O curso de cabeleireiro saiu por R$ 2,2 mil, por aluno, para a Sedest-DF. No Senac-DF, o curso com 400 horas de aulas é oferecido gratuitamente.

Contrato

O contrato de prestação de serviços foi firmado com a Praxis em março de 2022, após o pregão eletrônico. O valor final estabeleceu-se em R$ 45,3 milhões. O acordo foi renovado até 2026.

A Sedest-DF pagou R$ 138,2 milhões à Praxis, de 2022 a 2024, segundo o Portal da Transparência do DF. No primeiro ano, a empresa recebeu R$ 56,6 milhões. Em 2023, o repasse chegou a R$ 59,9 milhões. E, em 2024, até o momento, a Sedest pagou R$ 21,5 milhões.

O que diz a pasta

Procurada, a secretaria informou que a Praxis é a responsável pelo programa Qualifica-DF. “Já foram capacitados mais de 50 mil alunos para o mercado de trabalho, e, no momento, há 12 mil alunos em sala de aula. Os cursos são de 240 horas-aula, no total de 40 cursos distintos.”

Questionada sobre os preços elevados, a pasta afirmou que há um processo licitatório, na modalidade de Pregão Eletrônico, que apresenta a pesquisa de preço, por isso os valores adotados não são de escolha da secretaria.
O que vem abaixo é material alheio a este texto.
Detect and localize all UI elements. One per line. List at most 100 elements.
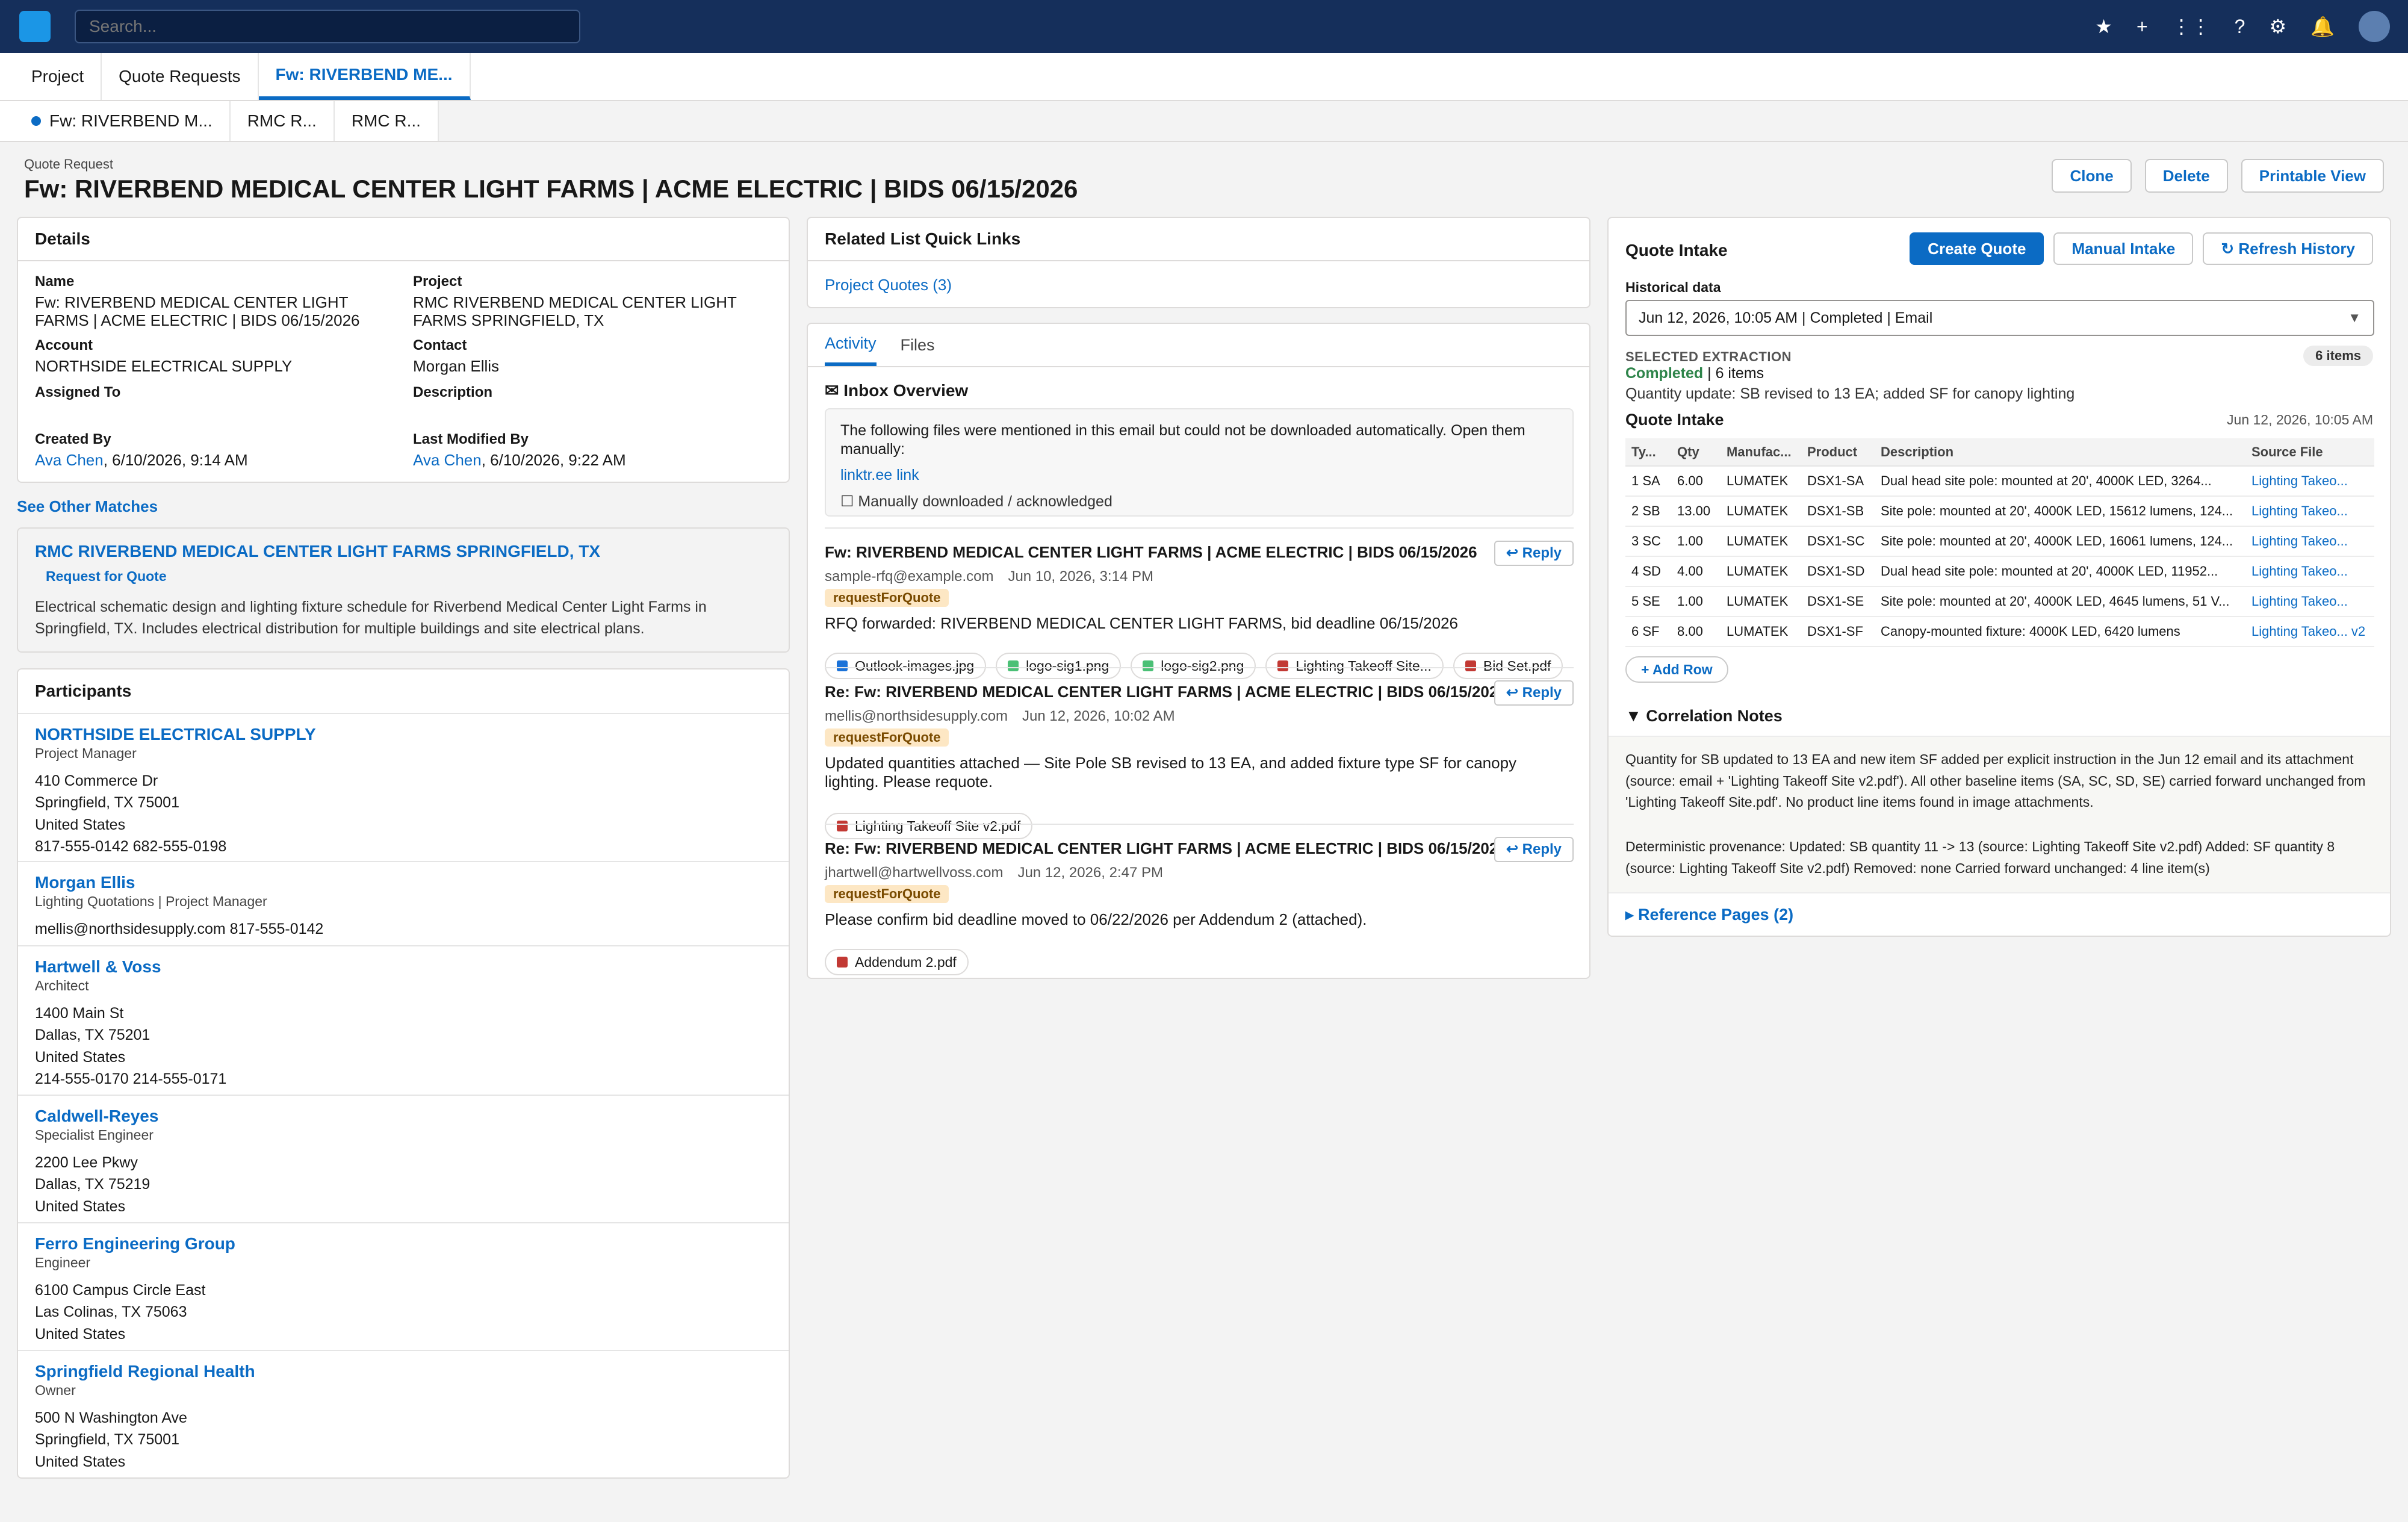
table-row[interactable]: 4 SD 4.00 LUMATEK DSX1-SD Dual head site pol… <box>1625 556 2374 587</box>
header-actions: Clone Delete Printable View <box>2052 159 2384 193</box>
table-row[interactable]: 6 SF 8.00 LUMATEK DSX1-SF Canopy-mounted fix… <box>1625 617 2374 647</box>
participant-name[interactable]: Springfield Regional Health <box>35 1362 772 1381</box>
column-header[interactable]: Source File <box>2245 438 2374 467</box>
file-icon <box>837 957 848 968</box>
subtab-label: Fw: RIVERBEND M... <box>49 111 213 130</box>
table-cell: 1.00 <box>1671 586 1721 617</box>
participant-role: Engineer <box>35 1255 91 1270</box>
tab-project[interactable]: Project <box>0 53 102 100</box>
quote-intake-subtitle: Quote Intake <box>1625 411 1724 429</box>
participant-name[interactable]: Ferro Engineering Group <box>35 1234 772 1253</box>
star-icon[interactable]: ★ <box>2095 15 2112 38</box>
gear-icon[interactable]: ⚙ <box>2269 15 2286 38</box>
email-date: Jun 12, 2026, 2:47 PM <box>1017 865 1163 881</box>
email-tag-badge: requestForQuote <box>825 885 949 903</box>
email-meta: mellis@northsidesupply.com Jun 12, 2026, … <box>825 708 1175 725</box>
reply-button[interactable]: ↩ Reply <box>1494 837 1574 862</box>
column-header[interactable]: Description <box>1875 438 2245 467</box>
email-from: sample-rfq@example.com <box>825 568 994 585</box>
account-link[interactable]: NORTHSIDE ELECTRICAL SUPPLY <box>35 357 396 376</box>
field-value: Ava Chen, 6/10/2026, 9:14 AM <box>35 451 396 470</box>
column-header[interactable]: Qty <box>1671 438 1721 467</box>
quote-intake-date: Jun 12, 2026, 10:05 AM <box>2227 412 2373 427</box>
source-file-link[interactable]: Lighting Takeo... <box>2245 466 2374 497</box>
reply-button[interactable]: ↩ Reply <box>1494 680 1574 706</box>
reference-pages-toggle[interactable]: ▸ Reference Pages (2) <box>1625 905 1793 924</box>
create-quote-button[interactable]: Create Quote <box>1910 232 2044 265</box>
tab-quote-requests[interactable]: Quote Requests <box>102 53 259 100</box>
modified-date: , 6/10/2026, 9:22 AM <box>481 451 626 469</box>
attachments: Addendum 2.pdf <box>825 949 969 975</box>
reply-button[interactable]: ↩ Reply <box>1494 541 1574 566</box>
column-header[interactable]: Product <box>1801 438 1875 467</box>
source-file-link[interactable]: Lighting Takeo... <box>2245 496 2374 527</box>
table-cell: DSX1-SA <box>1801 466 1875 497</box>
avatar[interactable] <box>2359 11 2390 42</box>
clone-button[interactable]: Clone <box>2052 159 2132 193</box>
source-file-link[interactable]: Lighting Takeo... <box>2245 526 2374 557</box>
subtab-rmc-1[interactable]: RMC R... <box>230 101 335 141</box>
bell-icon[interactable]: 🔔 <box>2310 15 2335 38</box>
app-launcher-icon[interactable]: ⋮⋮ <box>2172 15 2211 38</box>
tab-current-record[interactable]: Fw: RIVERBEND ME... <box>258 53 471 100</box>
refresh-history-button[interactable]: ↻ Refresh History <box>2203 232 2373 265</box>
participant-item: Caldwell-Reyes Specialist Engineer 2200 Le… <box>18 1095 789 1222</box>
search-input[interactable] <box>75 10 580 43</box>
add-row-button[interactable]: + Add Row <box>1625 656 1728 683</box>
participant-name[interactable]: Caldwell-Reyes <box>35 1107 772 1126</box>
email-subject[interactable]: Re: Fw: RIVERBEND MEDICAL CENTER LIGHT F… <box>825 683 1507 701</box>
inbox-message: The following files were mentioned in th… <box>840 422 1525 458</box>
table-cell: DSX1-SB <box>1801 496 1875 527</box>
quote-intake-title: Quote Intake <box>1625 241 1728 259</box>
project-quotes-link[interactable]: Project Quotes (3) <box>825 276 952 294</box>
table-cell: Dual head site pole: mounted at 20', 400… <box>1875 466 2245 497</box>
correlation-notes-toggle[interactable]: ▼ Correlation Notes <box>1625 707 1783 725</box>
table-row[interactable]: 1 SA 6.00 LUMATEK DSX1-SA Dual head site pol… <box>1625 466 2374 497</box>
delete-button[interactable]: Delete <box>2144 159 2228 193</box>
created-date: , 6/10/2026, 9:14 AM <box>103 451 248 469</box>
status-count: | 6 items <box>1703 365 1764 382</box>
email-item: Re: Fw: RIVERBEND MEDICAL CENTER LIGHT F… <box>825 824 1574 975</box>
table-row[interactable]: 2 SB 13.00 LUMATEK DSX1-SB Site pole: mounte… <box>1625 496 2374 527</box>
contact-link[interactable]: Morgan Ellis <box>413 357 774 376</box>
created-by-link[interactable]: Ava Chen <box>35 451 104 469</box>
modified-by-link[interactable]: Ava Chen <box>413 451 482 469</box>
table-row[interactable]: 5 SE 1.00 LUMATEK DSX1-SE Site pole: mounted… <box>1625 586 2374 617</box>
table-cell: 8.00 <box>1671 617 1721 647</box>
participant-detail: United States <box>35 816 126 833</box>
manual-intake-button[interactable]: Manual Intake <box>2053 232 2194 265</box>
email-subject[interactable]: Re: Fw: RIVERBEND MEDICAL CENTER LIGHT F… <box>825 839 1507 858</box>
column-header[interactable]: Ty... <box>1625 438 1671 467</box>
acknowledged-checkbox[interactable]: ☐ Manually downloaded / acknowledged <box>840 492 1558 511</box>
email-item: Fw: RIVERBEND MEDICAL CENTER LIGHT FARMS… <box>825 527 1574 679</box>
source-file-link[interactable]: Lighting Takeo... <box>2245 586 2374 617</box>
table-cell: Dual head site pole: mounted at 20', 400… <box>1875 556 2245 587</box>
source-file-link[interactable]: Lighting Takeo... <box>2245 556 2374 587</box>
participant-name[interactable]: Morgan Ellis <box>35 873 772 892</box>
participant-detail: United States <box>35 1048 126 1066</box>
chevron-down-icon: ▼ <box>2348 310 2361 325</box>
historical-data-select[interactable]: Jun 12, 2026, 10:05 AM | Completed | Ema… <box>1625 300 2374 336</box>
plus-icon[interactable]: + <box>2136 16 2148 38</box>
see-other-matches-link[interactable]: See Other Matches <box>17 497 158 516</box>
participant-name[interactable]: Hartwell & Voss <box>35 957 772 977</box>
match-project-link[interactable]: RMC RIVERBEND MEDICAL CENTER LIGHT FARMS… <box>35 542 600 561</box>
field-label: Account <box>35 337 93 353</box>
subtab-rmc-2[interactable]: RMC R... <box>334 101 439 141</box>
help-icon[interactable]: ? <box>2235 16 2245 38</box>
email-subject[interactable]: Fw: RIVERBEND MEDICAL CENTER LIGHT FARMS… <box>825 543 1477 562</box>
app-logo[interactable] <box>19 11 51 42</box>
table-row[interactable]: 3 SC 1.00 LUMATEK DSX1-SC Site pole: mounted… <box>1625 526 2374 557</box>
participant-name[interactable]: NORTHSIDE ELECTRICAL SUPPLY <box>35 725 772 744</box>
subtab-current[interactable]: Fw: RIVERBEND M... <box>0 101 231 141</box>
project-link[interactable]: RMC RIVERBEND MEDICAL CENTER LIGHT FARMS… <box>413 293 774 330</box>
linktree-link[interactable]: linktr.ee link <box>840 467 1558 484</box>
tab-activity[interactable]: Activity <box>825 324 877 366</box>
printable-view-button[interactable]: Printable View <box>2241 159 2384 193</box>
column-header[interactable]: Manufac... <box>1721 438 1801 467</box>
table-cell: 13.00 <box>1671 496 1721 527</box>
table-cell: 6 SF <box>1625 617 1671 647</box>
attachment-chip[interactable]: Addendum 2.pdf <box>825 949 969 975</box>
source-file-link[interactable]: Lighting Takeo... v2 <box>2245 617 2374 647</box>
tab-files[interactable]: Files <box>901 324 935 366</box>
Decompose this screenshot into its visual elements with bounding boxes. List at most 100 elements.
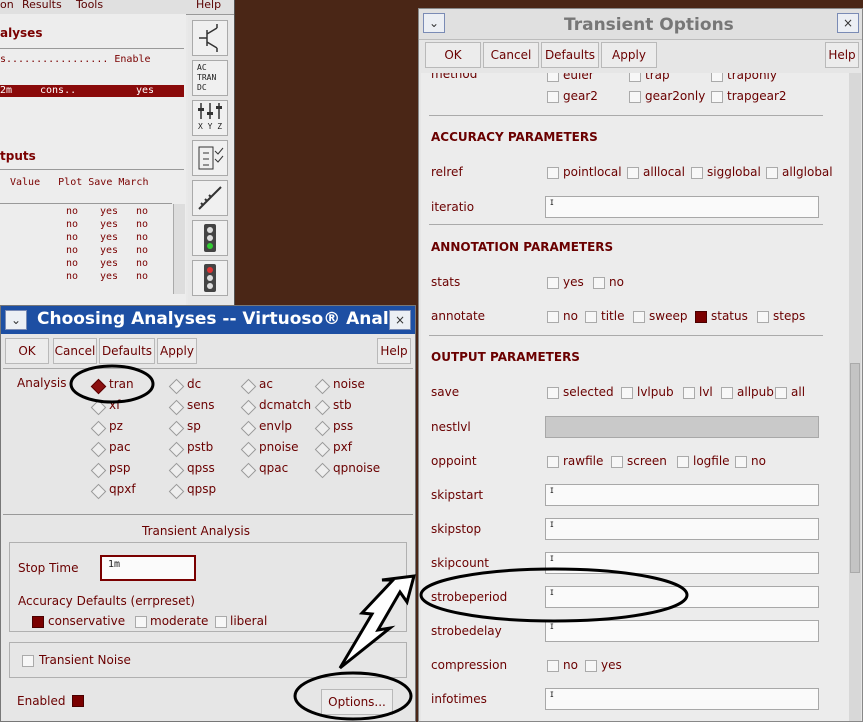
output-march-cell: no xyxy=(136,206,149,217)
window-menu-icon[interactable]: ⌄ xyxy=(5,310,27,330)
oppoint-screen-checkbox[interactable] xyxy=(611,456,623,468)
scrollbar-thumb[interactable] xyxy=(850,363,860,573)
annotate-status-checkbox[interactable] xyxy=(695,311,707,323)
analysis-radio-qpnoise[interactable] xyxy=(314,462,331,479)
analysis-radio-sp[interactable] xyxy=(168,420,185,437)
analysis-radio-dcmatch[interactable] xyxy=(240,399,257,416)
outputs-scrollbar[interactable] xyxy=(173,204,185,294)
window-menu-icon[interactable]: ⌄ xyxy=(423,13,445,33)
menu-help[interactable]: Help xyxy=(196,0,221,11)
options-button[interactable]: Options... xyxy=(321,689,393,715)
analysis-radio-xf[interactable] xyxy=(90,399,107,416)
skipcount-field[interactable]: ɪ xyxy=(545,552,819,574)
stop-time-field[interactable]: 1m xyxy=(100,555,196,581)
apply-button[interactable]: Apply xyxy=(601,42,657,68)
analysis-radio-dc[interactable] xyxy=(168,378,185,395)
stop-simulation-icon[interactable] xyxy=(192,260,228,296)
ok-button[interactable]: OK xyxy=(5,338,49,364)
method-trapgear2-checkbox[interactable] xyxy=(711,91,723,103)
skipstart-field[interactable]: ɪ xyxy=(545,484,819,506)
analysis-radio-qpac[interactable] xyxy=(240,462,257,479)
method-trap-checkbox[interactable] xyxy=(629,73,641,82)
analysis-row-selected[interactable]: 2m cons.. yes xyxy=(0,85,184,97)
cancel-button[interactable]: Cancel xyxy=(483,42,539,68)
infotimes-field[interactable]: ɪ xyxy=(545,688,819,710)
moderate-checkbox[interactable] xyxy=(135,616,147,628)
ok-button[interactable]: OK xyxy=(425,42,481,68)
variables-icon[interactable]: X Y Z xyxy=(192,100,228,136)
conservative-checkbox[interactable] xyxy=(32,616,44,628)
choosing-analyses-title-bar[interactable]: ⌄ Choosing Analyses -- Virtuoso® Anal × xyxy=(1,306,415,334)
stats-yes-checkbox[interactable] xyxy=(547,277,559,289)
oppoint-rawfile-checkbox[interactable] xyxy=(547,456,559,468)
analysis-radio-ac[interactable] xyxy=(240,378,257,395)
apply-button[interactable]: Apply xyxy=(157,338,197,364)
analysis-radio-qpxf[interactable] xyxy=(90,483,107,500)
analysis-radio-pac[interactable] xyxy=(90,441,107,458)
oppoint-no-checkbox[interactable] xyxy=(735,456,747,468)
annotate-steps-checkbox[interactable] xyxy=(757,311,769,323)
transistor-icon[interactable] xyxy=(192,20,228,56)
transient-noise-checkbox[interactable] xyxy=(22,655,34,667)
analysis-radio-pnoise[interactable] xyxy=(240,441,257,458)
stats-no-checkbox[interactable] xyxy=(593,277,605,289)
analysis-radio-pxf[interactable] xyxy=(314,441,331,458)
method-traponly-checkbox[interactable] xyxy=(711,73,723,82)
iteratio-field[interactable]: ɪ xyxy=(545,196,819,218)
help-button[interactable]: Help xyxy=(825,42,859,68)
method-euler-checkbox[interactable] xyxy=(547,73,559,82)
help-button[interactable]: Help xyxy=(377,338,411,364)
liberal-checkbox[interactable] xyxy=(215,616,227,628)
analysis-radio-qpsp[interactable] xyxy=(168,483,185,500)
relref-pointlocal-checkbox[interactable] xyxy=(547,167,559,179)
save-lvlpub-checkbox[interactable] xyxy=(621,387,633,399)
method-gear2-checkbox[interactable] xyxy=(547,91,559,103)
defaults-button[interactable]: Defaults xyxy=(541,42,599,68)
analysis-radio-pstb[interactable] xyxy=(168,441,185,458)
save-all-checkbox[interactable] xyxy=(775,387,787,399)
analysis-radio-stb[interactable] xyxy=(314,399,331,416)
save-allpub-checkbox[interactable] xyxy=(721,387,733,399)
save-selected-checkbox[interactable] xyxy=(547,387,559,399)
analysis-radio-noise[interactable] xyxy=(314,378,331,395)
analysis-radio-psp[interactable] xyxy=(90,462,107,479)
strobeperiod-field[interactable]: ɪ xyxy=(545,586,819,608)
defaults-button[interactable]: Defaults xyxy=(99,338,155,364)
annotate-title-checkbox[interactable] xyxy=(585,311,597,323)
analysis-radio-qpss[interactable] xyxy=(168,462,185,479)
enabled-checkbox[interactable] xyxy=(72,695,84,707)
menu-tools[interactable]: Tools xyxy=(76,0,103,11)
method-gear2only-checkbox[interactable] xyxy=(629,91,641,103)
ade-main-window: on Results Tools Help alyses s..........… xyxy=(0,0,235,310)
annotate-no-checkbox[interactable] xyxy=(547,311,559,323)
compression-yes-checkbox[interactable] xyxy=(585,660,597,672)
compression-no-checkbox[interactable] xyxy=(547,660,559,672)
nestlvl-field[interactable] xyxy=(545,416,819,438)
close-icon[interactable]: × xyxy=(389,310,411,330)
save-lvl-checkbox[interactable] xyxy=(683,387,695,399)
vertical-scrollbar[interactable] xyxy=(849,73,861,721)
oppoint-logfile-checkbox[interactable] xyxy=(677,456,689,468)
analysis-radio-envlp[interactable] xyxy=(240,420,257,437)
analysis-radio-pss[interactable] xyxy=(314,420,331,437)
analysis-radio-tran[interactable] xyxy=(90,378,107,395)
menu-results[interactable]: Results xyxy=(22,0,62,11)
annotate-sweep-checkbox[interactable] xyxy=(633,311,645,323)
relref-allglobal-label: allglobal xyxy=(782,165,833,179)
run-simulation-icon[interactable] xyxy=(192,220,228,256)
probe-icon[interactable] xyxy=(192,180,228,216)
transient-options-title-bar[interactable]: ⌄ Transient Options × xyxy=(419,9,862,40)
relref-sigglobal-checkbox[interactable] xyxy=(691,167,703,179)
netlist-select-icon[interactable] xyxy=(192,140,228,176)
analysis-radio-sens[interactable] xyxy=(168,399,185,416)
menu-simulation[interactable]: on xyxy=(0,0,14,11)
relref-allglobal-checkbox[interactable] xyxy=(766,167,778,179)
choose-analyses-button[interactable]: AC TRAN DC xyxy=(192,60,228,96)
skipstop-field[interactable]: ɪ xyxy=(545,518,819,540)
strobedelay-field[interactable]: ɪ xyxy=(545,620,819,642)
relref-alllocal-checkbox[interactable] xyxy=(627,167,639,179)
close-icon[interactable]: × xyxy=(837,13,859,33)
cancel-button[interactable]: Cancel xyxy=(53,338,97,364)
analysis-radio-pz[interactable] xyxy=(90,420,107,437)
nestlvl-label: nestlvl xyxy=(431,420,471,434)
No total, houve três propostas ofertadas pelas empresas Upgrade Cursos, Senac e Praxis.

Segundo a secretaria, a proposta apresentada pela Praxis ficou abaixo da média. “Vale a pena acrescentar que todo esse processo, por ser de grande porte, já foi auditado e aprovado pelo Tribunal de Contas do Distrito Federal (TCDF)”.

A pasta ainda explicou que o contrato engloba todos os investimentos que a empresa deverá fazer para fornecer os cursos. “O contrato engloba todos os investimentos, como locação do espaço para salas de aula, pagamento de horas-aulas e direitos trabalhistas para o corpo docente e demais funcionários, impostos, espaços para palestras e seminário, insumos para a aulas práticas, evento de formatura”, disse, em nota.

Empresa suspeita

A sócia-administradora da Praxis Pesquisa, Desenvolvimento e Educação Ltda. é Andreia Nunes do Espírito Santo. Andreia também é diretora do Instituto Capital, empresa que tem como presidente Godofredo Gonçalves Filho.

Empresas ligadas a Godofredo receberam R$ 164 milhões, em três anos, da Secretaria de Desenvolvimento Econômico, Trabalho e Renda; da Secretaria de Esporte e Lazer; e da Secretaria da Mulher do Distrito Federal.

Uma das empresas de Godofredo é a Axiomas Brasil Pesquisa, Cursos e Consultoria Ltda., alvo de tomada de contas especial do Tribunal de Contas do Distrito Federal (TCDF) que aponta prejuízo de R$ 18,8 milhões aos cofres públicos em um contrato com a Fundação de Apoio à Pesquisa do Distrito Federal (FAP-DF), de 2013.

Segundo a área técnica, a Axiomas entregou uma pesquisa “muito mal elaborada” e inútil para o governo.